Il terzo gruppo di interesse russo nel Donbass è quello che gestisce il finanziamento delle operazioni della Russia nella regione. Negli ultimi anni, il vice primo ministro russo Dmitry Kozak ha guidato questo gruppo. Ha sostenuto un approccio più flessibile all’attuazione degli accordi di Minsk. In particolare, vorrebbe trovare modi per risolvere il conflitto che alleggeriscano l’onere finanziario ed economico che la Russia sopporta quando sostiene regimi militari profondamente corrotti. La squadra di Surkov, d’altra parte, vede tali mosse come un’indicazione della disponibilità a fare concessioni inaccettabili.

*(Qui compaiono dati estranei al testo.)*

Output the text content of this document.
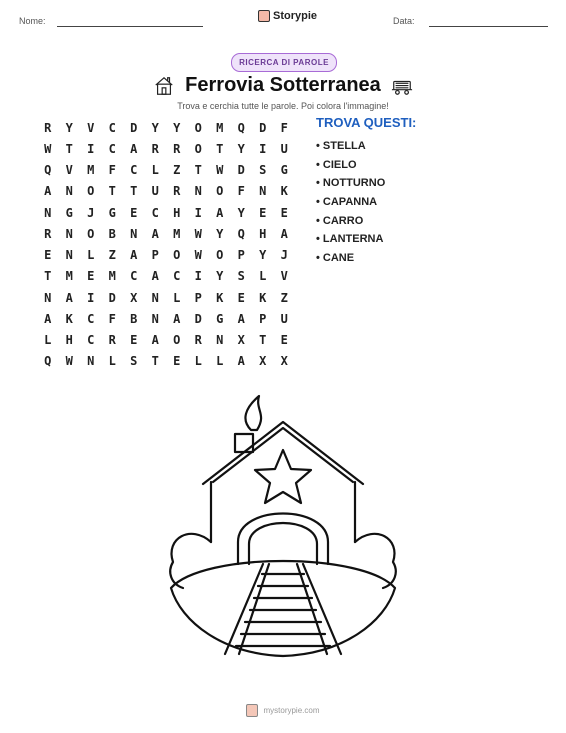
Nome:	Storypie	Data:
RICERCA DI PAROLE
Ferrovia Sotterranea
Trova e cerchia tutte le parole. Poi colora l'immagine!
R	Y	V	C	D	Y	Y	O	M	Q	D	F
W	T	I	C	A	R	R	O	T	Y	I	U
Q	V	M	F	C	L	Z	T	W	D	S	G
A	N	O	T	T	U	R	N	O	F	N	K
N	G	J	G	E	C	H	I	A	Y	E	E
R	N	O	B	N	A	M	W	Y	Q	H	A
E	N	L	Z	A	P	O	W	O	P	Y	J
T	M	E	M	C	A	C	I	Y	S	L	V
N	A	I	D	X	N	L	P	K	E	K	Z
A	K	C	F	B	N	A	D	G	A	P	U
L	H	C	R	E	A	O	R	N	X	T	E
Q	W	N	L	S	T	E	L	L	A	X	X
TROVA QUESTI:
• STELLA
• CIELO
• NOTTURNO
• CAPANNA
• CARRO
• LANTERNA
• CANE
mystorypie.com
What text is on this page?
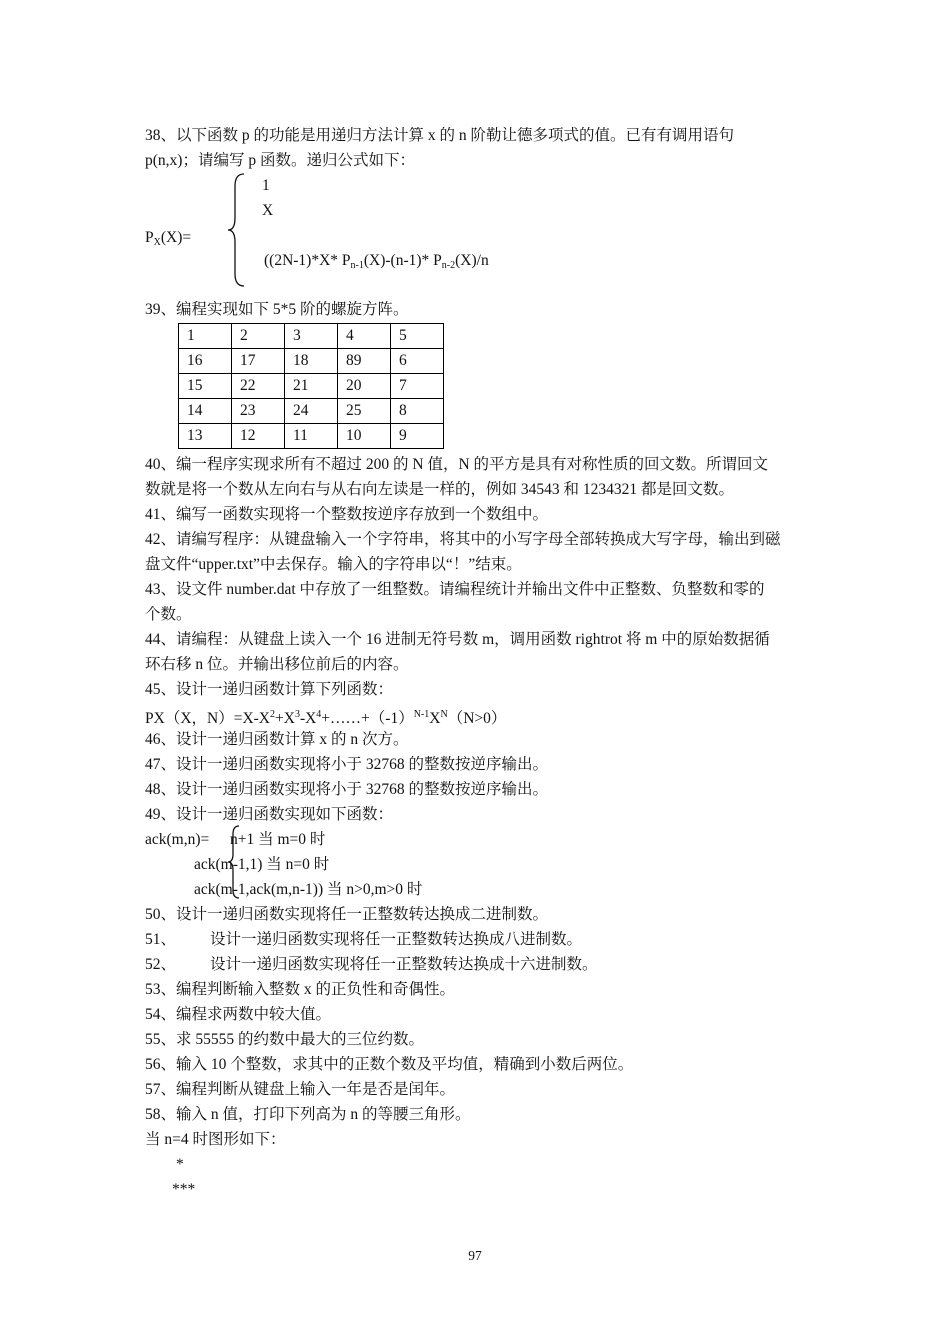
38、以下函数 p 的功能是用递归方法计算 x 的 n 阶勒让德多项式的值。已有有调用语句
p(n,x)；请编写 p 函数。递归公式如下：
PX(X)=
1
X
((2N-1)*X* Pn-1(X)-(n-1)* Pn-2(X)/n
39、编程实现如下 5*5 阶的螺旋方阵。
1	2	3	4	5
16	17	18	89	6
15	22	21	20	7
14	23	24	25	8
13	12	11	10	9
40、编一程序实现求所有不超过 200 的 N 值，N 的平方是具有对称性质的回文数。所谓回文
数就是将一个数从左向右与从右向左读是一样的，例如 34543 和 1234321 都是回文数。
41、编写一函数实现将一个整数按逆序存放到一个数组中。
42、请编写程序：从键盘输入一个字符串，将其中的小写字母全部转换成大写字母，输出到磁
盘文件“upper.txt”中去保存。输入的字符串以“！”结束。
43、设文件 number.dat 中存放了一组整数。请编程统计并输出文件中正整数、负整数和零的
个数。
44、请编程：从键盘上读入一个 16 进制无符号数 m，调用函数 rightrot 将 m 中的原始数据循
环右移 n 位。并输出移位前后的内容。
45、设计一递归函数计算下列函数：
PX（X，$N)=X-X^2+X^3-X^4+\dots\dots+(-1)^{N-1}X^N(N>0)$
46、设计一递归函数计算 x 的 n 次方。
47、设计一递归函数实现将小于 32768 的整数按逆序输出。
48、设计一递归函数实现将小于 32768 的整数按逆序输出。
49、设计一递归函数实现如下函数：
ack(m,n)= n+1 当 m=0 时
ack(m-1,1) 当 n=0 时
ack(m-1,ack(m,n-1)) 当 n>0,m>0 时
50、设计一递归函数实现将任一正整数转达换成二进制数。
51、 设计一递归函数实现将任一正整数转达换成八进制数。
52、 设计一递归函数实现将任一正整数转达换成十六进制数。
53、编程判断输入整数 x 的正负性和奇偶性。
54、编程求两数中较大值。
55、求 55555 的约数中最大的三位约数。
56、输入 10 个整数，求其中的正数个数及平均值，精确到小数后两位。
57、编程判断从键盘上输入一年是否是闰年。
58、输入 n 值，打印下列高为 n 的等腰三角形。
当 n=4 时图形如下：
*
***
97
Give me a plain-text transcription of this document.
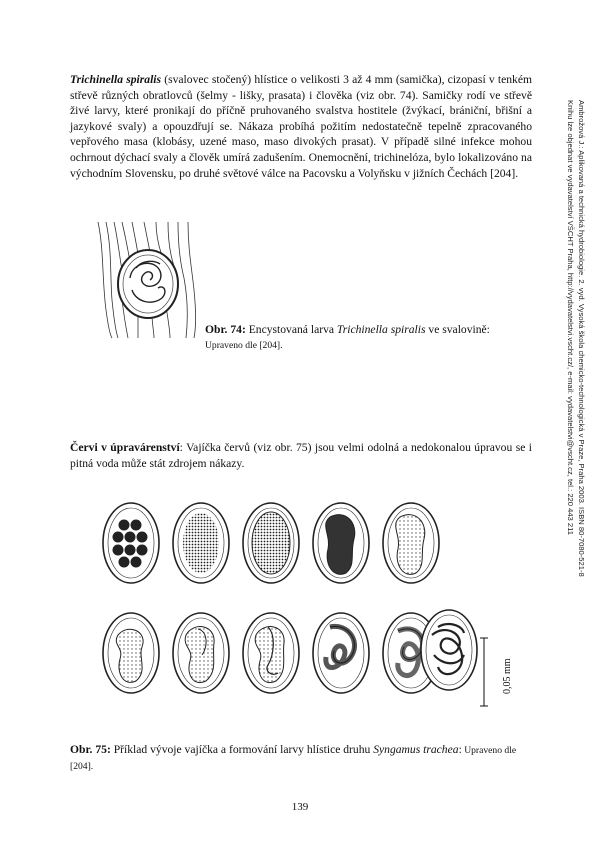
Trichinella spiralis (svalovec stočený) hlístice o velikosti 3 až 4 mm (samička), cizopasí v tenkém střevě různých obratlovců (šelmy - lišky, prasata) i člověka (viz obr. 74). Samičky rodí ve střevě živé larvy, které pronikají do příčně pruhovaného svalstva hostitele (žvýkací, brániční, břišní a jazykové svaly) a opouzdřují se. Nákaza probíhá požitím nedostatečně tepelně zpracovaného vepřového masa (klobásy, uzené maso, maso divokých prasat). V případě silné infekce mohou ochrnout dýchací svaly a člověk umírá zadušením. Onemocnění, trichinelóza, bylo lokalizováno na východním Slovensku, po druhé světové válce na Pacovsku a Volyňsku v jižních Čechách [204].
Obr. 74: Encystovaná larva Trichinella spiralis ve svalovině:
Upraveno dle [204].
Červi v úpravárenství: Vajíčka červů (viz obr. 75) jsou velmi odolná a nedokonalou úpravou se i pitná voda může stát zdrojem nákazy.
0,05 mm
Obr. 75: Příklad vývoje vajíčka a formování larvy hlístice druhu Syngamus trachea: Upraveno dle [204].
Ambrožová J.: Aplikovaná a technická hydrobiologie. 2. vyd. Vysoká škola chemicko-technologická v Praze, Praha 2003. ISBN 80-7080-521-8
Knihu lze objednat ve vydavatelství VŠCHT Praha, http://vydavatelstvi.vscht.cz/, e-mail: vydavatelstvi@vscht.cz, tel.: 220 443 211
139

La competizione tra le fazioni ha portato all’incoerenza politica e, più recentemente, ai segni di un potenziale cambiamento nella posizione della Russia verso l’Ucraina. Negli ultimi due anni, la posizione di Surkov si è gradualmente indebolita, ed è stato chiamato fuori per il suo falco. Ad esempio, nell’ottobre 2018, Putin ha rimodellato la direzione presidenziale chiave che è informalmente responsabile dell’Ucraina, restringendo la sua autorità. Questo è stato seguito da un’importante riduzione del personale dell’ufficio. Ci sono anche mormorii tra alcuni tecnocrati e liberali che gesti limitati di buona volontà verso l’Ucraina potrebbero essere utili se portano l’Unione europea a sollevare le sanzioni economiche sulla Russia.

L’ostacolo principale a qualsiasi cambiamento nella politica russa sull’Ucraina è una convinzione profondamente radicata tra la leadership russa che fare qualsiasi concessione porterà a una pressione e a richieste occidentali sempre maggiori. Ecco perché, qualsiasi altra concessione la Russia possa fare, la sua linea rossa rimarrà ferma: Il Cremlino continuerà a mantenere un punto d’appoggio politico nel Donbass che gli fornirà una leva per influenzare la politica estera dell’Ucraina. E anche le concessioni più piccole sono fuori dal tavolo finché la Russia teme un Occidente falco.

Il vertice di Parigi è difficilmente un evento decisivo; le posizioni negoziali di entrambe le parti sembrano ancora inconciliabili. Ma gli Stati Uniti non dovrebbero ignorare i segni che parti dell’élite russa potrebbero essere disposti a trovare una soluzione migliore dello status quo. La crisi ucraina è diventata un raro caso in cui la Russia è riuscita a seminare discordia non solo all’estero, ma anche in patria. E per questo motivo, è il momento per l’Occidente di considerare come gli interessi russi in competizione possano giocare.